Compact Yet Fast: An Efficient d-Order Masked Implementation of Ascon

In this work, we present a generic side-channel protected design of Ascon that achieves high efficiency by dynamically reconfiguring the hardware countermeasures during message processing. The resultant implementation is protected and capable of meeting stringent performance requirements whilst minimising resource overhead. The experimental results obtained demonstrate that the implementation meets the required security and achieves superior throughput-to-area ratio across all protection orders. Ascon, recently selected by NIST as the lightweight cryptography standard, is widely deployed in resource-constrained devices that demand both high performance and resistance against threats such as side-channel analysis (SCA). Exploiting Ascon’s mode-level structure, which does not require protection against differential power analysis during bulk operations, we introduce a modified masking gadget with dual functionality: serving as a countermeasure during critical operations, and processing multiple data paths in parallel to accelerate bulk computation.

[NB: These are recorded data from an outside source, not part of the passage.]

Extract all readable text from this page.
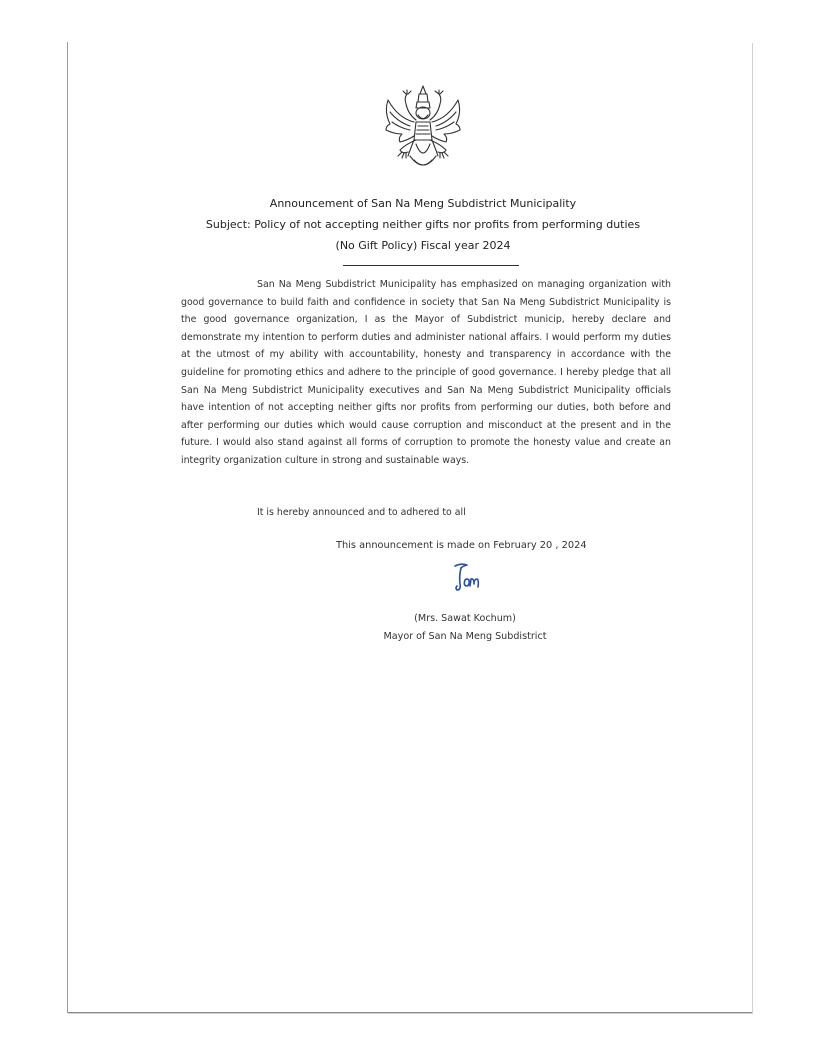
Announcement of San Na Meng Subdistrict Municipality
Subject: Policy of not accepting neither gifts nor profits from performing duties
(No Gift Policy) Fiscal year 2024
San Na Meng Subdistrict Municipality has emphasized on managing organization with good governance to build faith and confidence in society that San Na Meng Subdistrict Municipality is the good governance organization, I as the Mayor of Subdistrict municip, hereby declare and demonstrate my intention to perform duties and administer national affairs. I would perform my duties at the utmost of my ability with accountability, honesty and transparency in accordance with the guideline for promoting ethics and adhere to the principle of good governance. I hereby pledge that all San Na Meng Subdistrict Municipality executives and San Na Meng Subdistrict Municipality officials have intention of not accepting neither gifts nor profits from performing our duties, both before and after performing our duties which would cause corruption and misconduct at the present and in the future. I would also stand against all forms of corruption to promote the honesty value and create an integrity organization culture in strong and sustainable ways.
It is hereby announced and to adhered to all
This announcement is made on February 20 , 2024
(Mrs. Sawat Kochum)
Mayor of San Na Meng Subdistrict
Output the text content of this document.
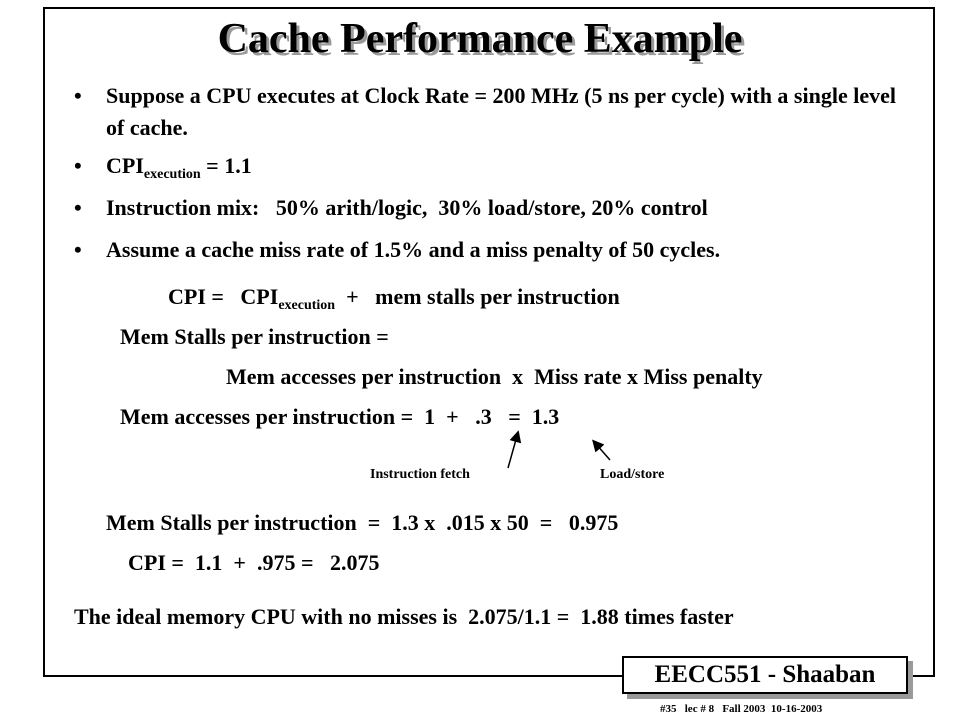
Cache Performance Example
• Suppose a CPU executes at Clock Rate = 200 MHz (5 ns per cycle) with a single level of cache.
• $CPI_{execution} = 1.1$
• Instruction mix:   50% arith/logic,  30% load/store, 20% control
• Assume a cache miss rate of 1.5% and a miss penalty of 50 cycles.
CPI =   $CPI_{execution}$  +   mem stalls per instruction
Mem Stalls per instruction =
Mem accesses per instruction  x  Miss rate x Miss penalty
Mem accesses per instruction =  1  +   .3   =  1.3
Instruction fetch	Load/store
Mem Stalls per instruction  =  1.3 x  .015 x 50  =   0.975
CPI =  1.1  +  .975 =   2.075
The ideal memory CPU with no misses is  2.075/1.1 =  1.88 times faster
EECC551 - Shaaban
#35   lec # 8   Fall 2003  10-16-2003
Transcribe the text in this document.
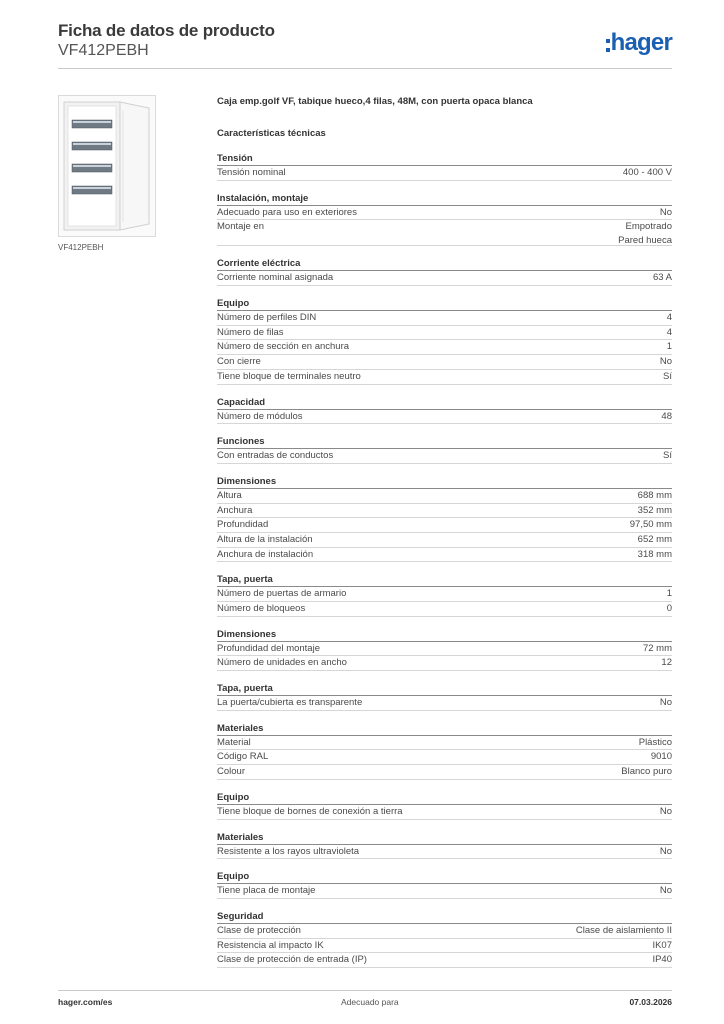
Ficha de datos de producto
VF412PEBH	hager
VF412PEBH
Caja emp.golf VF, tabique hueco,4 filas, 48M, con puerta opaca blanca
Características técnicas
Tensión
Tensión nominal	400 - 400 V
Instalación, montaje
Adecuado para uso en exteriores	No
Montaje en	Empotrado
Pared hueca
Corriente eléctrica
Corriente nominal asignada	63 A
Equipo
Número de perfiles DIN	4
Número de filas	4
Número de sección en anchura	1
Con cierre	No
Tiene bloque de terminales neutro	Sí
Capacidad
Número de módulos	48
Funciones
Con entradas de conductos	Sí
Dimensiones
Altura	688 mm
Anchura	352 mm
Profundidad	97,50 mm
Altura de la instalación	652 mm
Anchura de instalación	318 mm
Tapa, puerta
Número de puertas de armario	1
Número de bloqueos	0
Dimensiones
Profundidad del montaje	72 mm
Número de unidades en ancho	12
Tapa, puerta
La puerta/cubierta es transparente	No
Materiales
Material	Plástico
Código RAL	9010
Colour	Blanco puro
Equipo
Tiene bloque de bornes de conexión a tierra	No
Materiales
Resistente a los rayos ultravioleta	No
Equipo
Tiene placa de montaje	No
Seguridad
Clase de protección	Clase de aislamiento II
Resistencia al impacto IK	IK07
Clase de protección de entrada (IP)	IP40
hager.com/es	Adecuado para	07.03.2026
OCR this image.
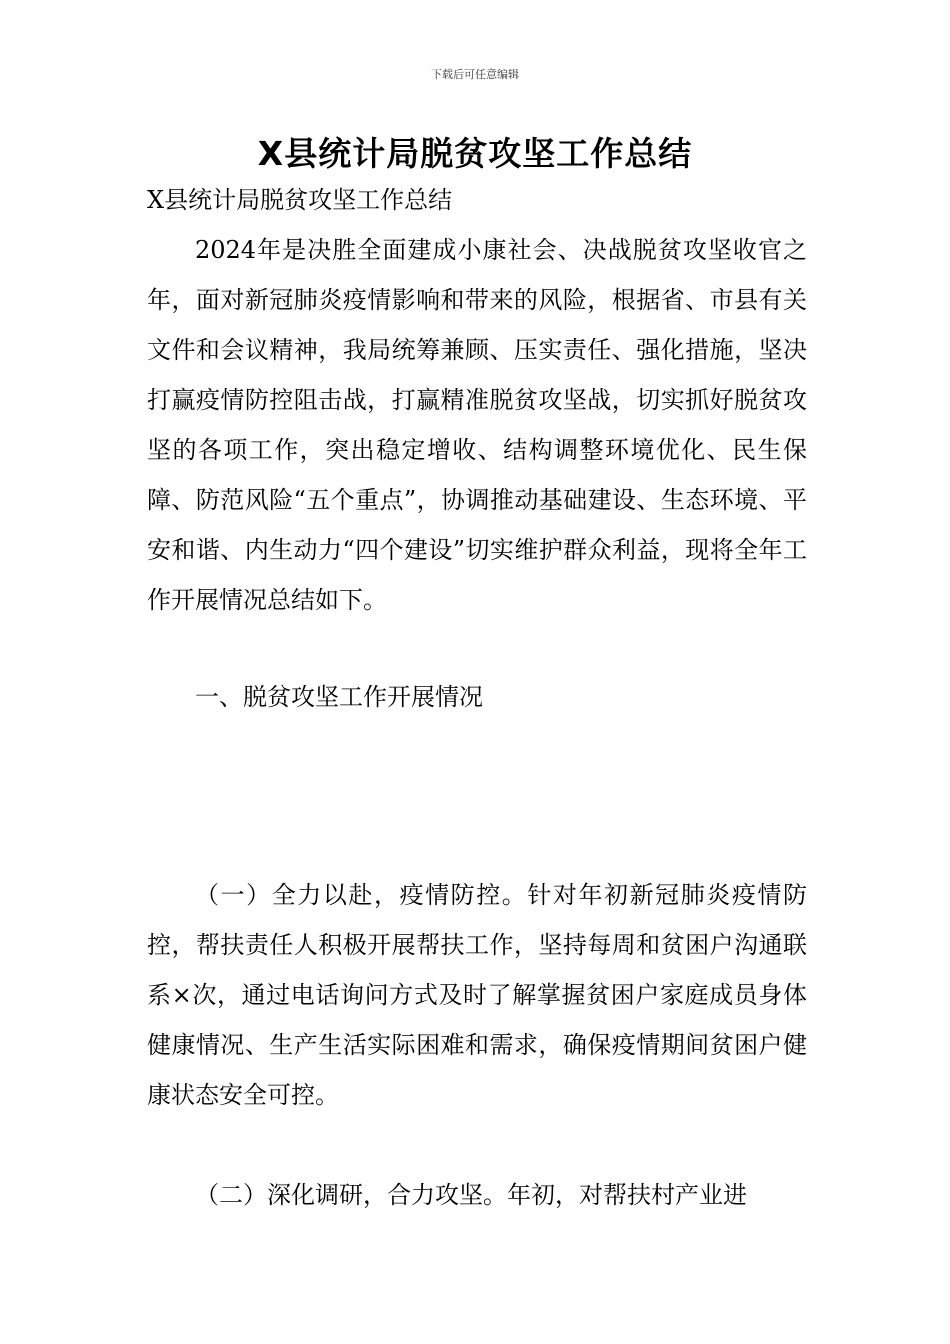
下载后可任意编辑
X县统计局脱贫攻坚工作总结

X县统计局脱贫攻坚工作总结

2024年是决胜全面建成小康社会、决战脱贫攻坚收官之年，面对新冠肺炎疫情影响和带来的风险，根据省、市县有关文件和会议精神，我局统筹兼顾、压实责任、强化措施，坚决打赢疫情防控阻击战，打赢精准脱贫攻坚战，切实抓好脱贫攻坚的各项工作，突出稳定增收、结构调整环境优化、民生保障、防范风险“五个重点”，协调推动基础建设、生态环境、平安和谐、内生动力“四个建设”切实维护群众利益，现将全年工作开展情况总结如下。

一、脱贫攻坚工作开展情况

（一）全力以赴，疫情防控。针对年初新冠肺炎疫情防控，帮扶责任人积极开展帮扶工作，坚持每周和贫困户沟通联系×次，通过电话询问方式及时了解掌握贫困户家庭成员身体健康情况、生产生活实际困难和需求，确保疫情期间贫困户健康状态安全可控。

（二）深化调研，合力攻坚。年初，对帮扶村产业进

Our architecture supports any configurable security order and instantiates only the minimum hardware resources needed to maximize throughput per round. We also evaluate an enhanced Ascon architecture based on the Changing of the Guards technique, which eliminates the need for fresh randomness. Security validation is performed using fixed-vs-random t-tests on both first- and second-order masked implementations. Finally, we compare our masked design against state-of-the-art solutions.